3. Number of Experts Used to Establish the Ground Truth for the Test Set and Qualifications
- Not Applicable: For an MR coil, the concept of "ground truth" for diagnostic accuracy is not directly applied in the same way as for AI software. The "truth" is established by the accepted physics and engineering principles of MRI, and the output is images that trained radiologists use for diagnosis, not a primary diagnostic output from the device itself. While image quality would be assessed, it's typically done by trained MR physicists or radiologists ensuring the images are suitable for interpretation, rather than establishing a specific "ground truth" for a diagnostic outcome.
4. Adjudication Method for the Test Set
- Not Applicable: As there's no clinical "ground truth" being established in the traditional sense for diagnostic performance, an adjudication method isn't relevant here.
5. If a Multi-Reader Multi-Case (MRMC) Comparative Effectiveness Study was done, If so, what was the effect size of how much human readers improve with AI vs without AI assistance
- No, Not Applicable: This device is an MR coil, not an AI or diagnostic software. Therefore, an MRMC study comparing human reader performance with or without AI assistance is not relevant to this submission.
6. If a Standalone (i.e., algorithm only without human-in-the-loop performance) was done
- No, Not Applicable: This is an MR coil, not an algorithm, so a standalone performance study as described is not relevant.
7. The Type of Ground Truth Used
- Implicit Engineering and Clinical Acceptability: The "ground truth" for an MR coil is its ability to:
- Adhere to safety specifications (e.g., quantifiable SAR measurements, electromagnetic compatibility).
- Produce images with expected signal-to-noise ratio, uniformity, and artifact levels (often assessed against phantom standards and clinical expert opinion on diagnostic utility).

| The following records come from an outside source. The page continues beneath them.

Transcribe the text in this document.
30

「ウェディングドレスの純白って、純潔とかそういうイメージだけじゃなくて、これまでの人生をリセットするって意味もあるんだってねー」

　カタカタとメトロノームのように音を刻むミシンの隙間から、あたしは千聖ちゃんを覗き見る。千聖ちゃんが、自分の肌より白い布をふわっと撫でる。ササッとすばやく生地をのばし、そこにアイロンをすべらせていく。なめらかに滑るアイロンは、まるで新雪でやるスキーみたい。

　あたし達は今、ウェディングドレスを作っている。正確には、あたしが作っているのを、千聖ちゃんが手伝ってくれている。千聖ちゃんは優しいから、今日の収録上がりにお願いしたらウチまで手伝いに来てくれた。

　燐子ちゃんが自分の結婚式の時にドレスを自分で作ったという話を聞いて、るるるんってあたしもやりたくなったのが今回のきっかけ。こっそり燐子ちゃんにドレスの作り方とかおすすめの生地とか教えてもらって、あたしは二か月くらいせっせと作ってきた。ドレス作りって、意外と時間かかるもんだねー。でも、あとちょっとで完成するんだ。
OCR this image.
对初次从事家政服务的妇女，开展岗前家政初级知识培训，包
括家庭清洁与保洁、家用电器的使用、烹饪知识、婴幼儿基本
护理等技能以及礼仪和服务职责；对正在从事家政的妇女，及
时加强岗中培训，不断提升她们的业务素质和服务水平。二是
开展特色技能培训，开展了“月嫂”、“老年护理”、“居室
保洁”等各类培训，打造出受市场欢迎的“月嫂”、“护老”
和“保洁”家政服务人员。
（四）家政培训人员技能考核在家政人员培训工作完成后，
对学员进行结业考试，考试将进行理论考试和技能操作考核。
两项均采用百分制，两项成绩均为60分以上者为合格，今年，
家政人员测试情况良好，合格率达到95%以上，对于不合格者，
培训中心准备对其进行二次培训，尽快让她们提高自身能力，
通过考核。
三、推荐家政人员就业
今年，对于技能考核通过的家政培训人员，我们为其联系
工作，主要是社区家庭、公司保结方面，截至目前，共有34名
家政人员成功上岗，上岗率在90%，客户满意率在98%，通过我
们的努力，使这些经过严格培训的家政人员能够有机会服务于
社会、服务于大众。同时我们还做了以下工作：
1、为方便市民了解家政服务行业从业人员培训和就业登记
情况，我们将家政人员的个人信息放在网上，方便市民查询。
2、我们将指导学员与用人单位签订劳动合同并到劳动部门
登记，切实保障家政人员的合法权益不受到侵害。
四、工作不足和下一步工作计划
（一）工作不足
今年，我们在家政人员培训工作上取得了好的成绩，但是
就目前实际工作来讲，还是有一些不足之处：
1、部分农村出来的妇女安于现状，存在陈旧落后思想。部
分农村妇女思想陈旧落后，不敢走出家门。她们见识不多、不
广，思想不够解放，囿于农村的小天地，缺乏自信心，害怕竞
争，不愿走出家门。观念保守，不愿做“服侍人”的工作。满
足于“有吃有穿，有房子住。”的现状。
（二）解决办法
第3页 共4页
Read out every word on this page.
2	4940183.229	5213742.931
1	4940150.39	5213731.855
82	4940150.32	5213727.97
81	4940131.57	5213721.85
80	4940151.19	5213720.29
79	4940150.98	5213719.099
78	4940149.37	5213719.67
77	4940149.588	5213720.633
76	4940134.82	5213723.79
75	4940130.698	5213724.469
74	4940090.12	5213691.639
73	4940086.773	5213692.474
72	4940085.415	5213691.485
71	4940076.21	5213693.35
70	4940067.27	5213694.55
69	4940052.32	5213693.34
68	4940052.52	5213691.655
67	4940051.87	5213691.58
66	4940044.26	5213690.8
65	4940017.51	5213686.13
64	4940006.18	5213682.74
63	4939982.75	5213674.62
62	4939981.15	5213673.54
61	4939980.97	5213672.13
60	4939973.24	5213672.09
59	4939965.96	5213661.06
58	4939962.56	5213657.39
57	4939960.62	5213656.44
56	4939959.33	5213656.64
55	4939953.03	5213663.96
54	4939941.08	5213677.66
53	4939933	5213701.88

- Maintain the diagnostic capability of the overall MRI system.
- Not Applicable in the sense of expert consensus, pathology, or outcomes data for a specific diagnosis, as the coil itself does not provide a diagnosis.
8. The Sample Size for the Training Set
- Not Applicable: This is a hardware component. There is no "training set" in the context of machine learning or AI. Hardware design and development involve extensive engineering, simulation, and testing, but not training data for an algorithm.
9. How the Ground Truth for the Training Set was Established
- Not Applicable: No training set as described for AI/ML.